You don't play or watch a lot of Marvel, do you? By which I mean Marvel vs. Capcom 2 or UMVC3. Either one would show quite clearly how runaway is a viable (in Marvel 2 nearly omnipresent) strategy in two of the most fast-paced and exciting-to-watch fighters. FChamp is one of the top players, and his main strategy against "big body" teams is essentially running away, completely outstripping their movement with Magneto and forcing them into a no-win scenario.
Oh yeah, by the way, you want a paradigm that rewards players for avoiding combat? One of the players picks Wario. "Run away for two minutes then kill at 20%" is not just a viable gameplan, it's a
really good game plan and has been since Brawl. Warios
should avoid combat in most situations unless their fart is charged. Should we ban Wario because he benefits from running away, and because he rewards players for avoiding combat? Of course not. That would be stupid. And yeah, you know, maybe the stage makes running away a little easier and approaching a little less advantageous. For a very limited period of time, on one clearly-demarcated transformation. If you don't want to deal with the walkoff, wait 40 seconds, and then presto, your opponent is offstage, all because you didn't approach. Camping the walkoff is
not a smart move (unlike the runaway from Wario, or MvC2 Storm, or UMvC3 Magneto/Morrigan/Phoenix teams) in the long run unless you're sure you're going to run down the clock. It's a classic case of "It's not okay for a stage but it is okay for a character". Case in point:
Kind of like I think no player should be rewarded by RNG alone, but I know I'm the only one wanting Halberd banned.
I have dropped matches and sets because of misfires and 9s. Luigi's random chance of getting a better recovery and killing very early, or Game & Watch's chances of instakilling you with a move are
far more egregious than anything on Halberd's combo cannon. You can say that this isn't "RNG alone", but all of Halberd's hazards have a long warning period, to the point where it's absolutely unreasonable to claim that any player hit by them was hit because of RNG alone.

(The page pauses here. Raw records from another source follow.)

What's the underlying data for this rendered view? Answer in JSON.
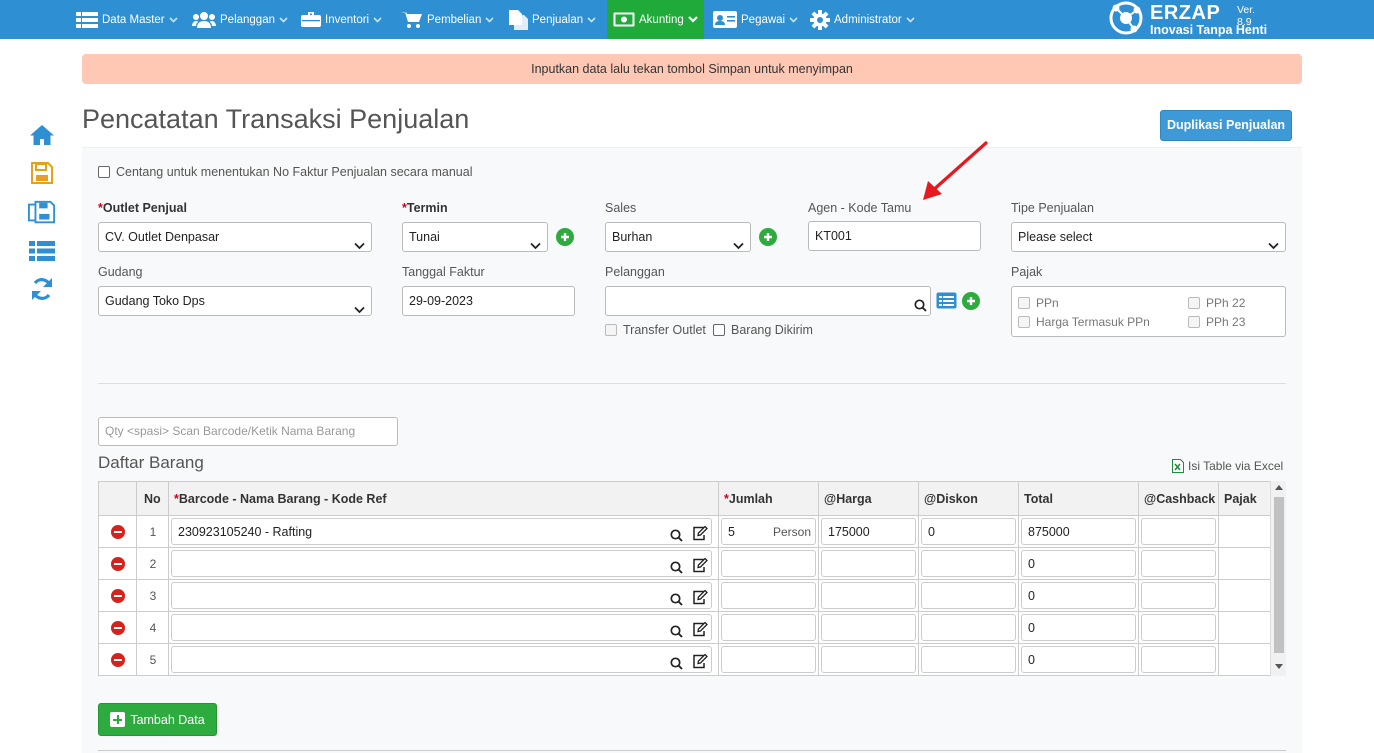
{
  "nav": {
    "items": [
      {
        "label": "Data Master",
        "icon": "list-icon"
      },
      {
        "label": "Pelanggan",
        "icon": "users-icon"
      },
      {
        "label": "Inventori",
        "icon": "briefcase-icon"
      },
      {
        "label": "Pembelian",
        "icon": "cart-icon"
      },
      {
        "label": "Penjualan",
        "icon": "document-icon"
      },
      {
        "label": "Akunting",
        "icon": "money-icon"
      },
      {
        "label": "Pegawai",
        "icon": "id-card-icon"
      },
      {
        "label": "Administrator",
        "icon": "gear-icon"
      }
    ],
    "active": "Akunting",
    "brand_name": "ERZAP",
    "brand_tagline": "Inovasi Tanpa Henti",
    "version": "Ver. 8.9",
    "bar_color": "#2e8fd2",
    "active_color": "#1faa3a"
  },
  "alert": {
    "text": "Inputkan data lalu tekan tombol Simpan untuk menyimpan",
    "color": "#ffc8b4"
  },
  "sidebar": {
    "icons": [
      "home-icon",
      "save-icon",
      "save-as-icon",
      "list-icon",
      "refresh-icon"
    ]
  },
  "page": {
    "title": "Pencatatan Transaksi Penjualan",
    "duplicate_button": "Duplikasi Penjualan"
  },
  "form": {
    "manual_invoice_label": "Centang untuk menentukan No Faktur Penjualan secara manual",
    "outlet": {
      "label": "Outlet Penjual",
      "value": "CV. Outlet Denpasar"
    },
    "termin": {
      "label": "Termin",
      "value": "Tunai"
    },
    "sales": {
      "label": "Sales",
      "value": "Burhan"
    },
    "agen": {
      "label": "Agen - Kode Tamu",
      "value": "KT001"
    },
    "tipe": {
      "label": "Tipe Penjualan",
      "value": "Please select"
    },
    "gudang": {
      "label": "Gudang",
      "value": "Gudang Toko Dps"
    },
    "tanggal": {
      "label": "Tanggal Faktur",
      "value": "29-09-2023"
    },
    "pelanggan": {
      "label": "Pelanggan",
      "value": ""
    },
    "transfer_outlet": "Transfer Outlet",
    "barang_dikirim": "Barang Dikirim",
    "pajak": {
      "label": "Pajak",
      "options": [
        "PPn",
        "PPh 22",
        "Harga Termasuk PPn",
        "PPh 23"
      ]
    }
  },
  "items": {
    "scan_placeholder": "Qty <spasi> Scan Barcode/Ketik Nama Barang",
    "section_title": "Daftar Barang",
    "excel_link": "Isi Table via Excel",
    "columns": [
      "No",
      "Barcode - Nama Barang - Kode Ref",
      "Jumlah",
      "@Harga",
      "@Diskon",
      "Total",
      "@Cashback",
      "Pajak"
    ],
    "rows": [
      {
        "no": "1",
        "barang": "230923105240 - Rafting",
        "jumlah": "5",
        "unit": "Person",
        "harga": "175000",
        "diskon": "0",
        "total": "875000",
        "cashback": ""
      },
      {
        "no": "2",
        "barang": "",
        "jumlah": "",
        "unit": "",
        "harga": "",
        "diskon": "",
        "total": "0",
        "cashback": ""
      },
      {
        "no": "3",
        "barang": "",
        "jumlah": "",
        "unit": "",
        "harga": "",
        "diskon": "",
        "total": "0",
        "cashback": ""
      },
      {
        "no": "4",
        "barang": "",
        "jumlah": "",
        "unit": "",
        "harga": "",
        "diskon": "",
        "total": "0",
        "cashback": ""
      },
      {
        "no": "5",
        "barang": "",
        "jumlah": "",
        "unit": "",
        "harga": "",
        "diskon": "",
        "total": "0",
        "cashback": ""
      }
    ],
    "add_button": "Tambah Data"
  }
}
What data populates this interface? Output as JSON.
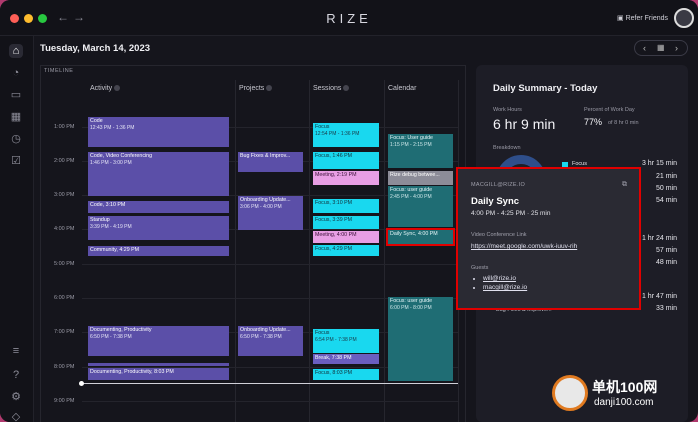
{
  "app": {
    "title": "RIZE",
    "refer_label": "Refer Friends"
  },
  "header": {
    "date": "Tuesday, March 14, 2023",
    "prev_icon": "chevron-left",
    "calendar_icon": "calendar",
    "next_icon": "chevron-right"
  },
  "timeline": {
    "label": "TIMELINE",
    "columns": [
      "Activity",
      "Projects",
      "Sessions",
      "Calendar"
    ],
    "hours": [
      "1:00 PM",
      "2:00 PM",
      "3:00 PM",
      "4:00 PM",
      "5:00 PM",
      "6:00 PM",
      "7:00 PM",
      "8:00 PM",
      "9:00 PM"
    ],
    "activity": [
      {
        "title": "Code",
        "time": "12:43 PM - 1:36 PM"
      },
      {
        "title": "Code, Video Conferencing",
        "time": "1:46 PM - 3:00 PM"
      },
      {
        "title": "Code, 3:10 PM",
        "time": ""
      },
      {
        "title": "Standup",
        "time": "3:39 PM - 4:19 PM"
      },
      {
        "title": "Community, 4:29 PM",
        "time": ""
      },
      {
        "title": "Documenting, Productivity",
        "time": "6:50 PM - 7:38 PM"
      },
      {
        "title": "Documenting, Productivity, 8:03 PM",
        "time": ""
      }
    ],
    "projects": [
      {
        "title": "Bug Fixes & Improv...",
        "time": ""
      },
      {
        "title": "Onboarding Update...",
        "time": "3:06 PM - 4:00 PM"
      },
      {
        "title": "Onboarding Update...",
        "time": "6:50 PM - 7:38 PM"
      }
    ],
    "sessions": [
      {
        "title": "Focus",
        "time": "12:54 PM - 1:36 PM"
      },
      {
        "title": "Focus, 1:46 PM",
        "time": ""
      },
      {
        "title": "Meeting, 2:19 PM",
        "time": ""
      },
      {
        "title": "Focus, 3:10 PM",
        "time": ""
      },
      {
        "title": "Focus, 3:39 PM",
        "time": ""
      },
      {
        "title": "Meeting, 4:00 PM",
        "time": ""
      },
      {
        "title": "Focus, 4:29 PM",
        "time": ""
      },
      {
        "title": "Focus",
        "time": "6:54 PM - 7:38 PM"
      },
      {
        "title": "Break, 7:38 PM",
        "time": ""
      },
      {
        "title": "Focus, 8:03 PM",
        "time": ""
      }
    ],
    "calendar": [
      {
        "title": "Focus: User guide",
        "time": "1:15 PM - 2:15 PM"
      },
      {
        "title": "Rize debug betwee...",
        "time": ""
      },
      {
        "title": "Focus: user guide",
        "time": "2:45 PM - 4:00 PM"
      },
      {
        "title": "Daily Sync, 4:00 PM",
        "time": ""
      },
      {
        "title": "Focus: user guide",
        "time": "6:00 PM - 8:00 PM"
      }
    ]
  },
  "summary": {
    "title": "Daily Summary - Today",
    "work_hours_label": "Work Hours",
    "work_hours_value": "6 hr 9 min",
    "percent_label": "Percent of Work Day",
    "percent_value": "77%",
    "percent_sub": "of 8 hr 0 min",
    "breakdown_label": "Breakdown",
    "breakdown_rows": [
      "3 hr 15 min",
      "21 min",
      "50 min",
      "54 min",
      "1 hr 24 min",
      "57 min",
      "48 min",
      "1 hr 47 min",
      "33 min"
    ],
    "legend_first": "Focus",
    "legend_bottom": "Bug Fixes & Improve..."
  },
  "popup": {
    "email": "MACGILL@RIZE.IO",
    "title": "Daily Sync",
    "time": "4:00 PM - 4:25 PM · 25 min",
    "video_label": "Video Conference Link",
    "video_link": "https://meet.google.com/uwk-iuuv-rih",
    "guests_label": "Guests",
    "guests": [
      "will@rize.io",
      "macgill@rize.io"
    ]
  },
  "watermark": {
    "line1": "单机100网",
    "line2": "danji100.com"
  },
  "colors": {
    "activity": "#5b4fa8",
    "session_focus": "#19d8ef",
    "session_meeting": "#e89ee4",
    "calendar": "#1f6d74",
    "highlight": "#e00000"
  }
}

It's this double standard present in all these discussions. Something is totally not okay when a stage does it, but it's perfectly fine when a character does it. Sure, Wuhu forces a reset to the neutral position every once in a while. Other stages, like FD, are
far less forgiving of characters who leave the neutral. That said, characters
also fall on a similar spectrum, from Yoshi, where you're pretty much never
not playing neutral and have insane anti-juggle tools, to CF, where not being in neutral is awful for whoever is getting juggled. I've had people argue that Wuhu is less competitive because it robs us of our rewards for forcing a disadvantaged state. Does this mean Yoshi is less competitive than CF? Obviously not, that would be stupid.
The fact is that stages, like characters, fall on spectra with regards to things like randomness, disruption of gameplay, and the like. We need to understand this. It's a massive double standard and I have yet to understand any justification for it beyond "Characters are more important". Yes, they are,
that doesn't mean stages are trivial or meaningless, and that doesn't make the double standard go away.
And does this kind of strategic advantage outweight the fact that in the second phase you'll spend as much time as you spenjt benefiting from the first phase ? That's the question I'm asking.
Second phase is pretty great for Pikachu too - he can run, camp, use the hitbox-extending qualities of the statues, and his bthrow is actually legitimately dangerous on walkoffs. It doesn't matter, though. It's a situation you have to adapt to, which is what makes it valuable. The fact that one phase produces a subjectively undesirable (but
not broken in the context of the stage as a whole) game state makes no difference.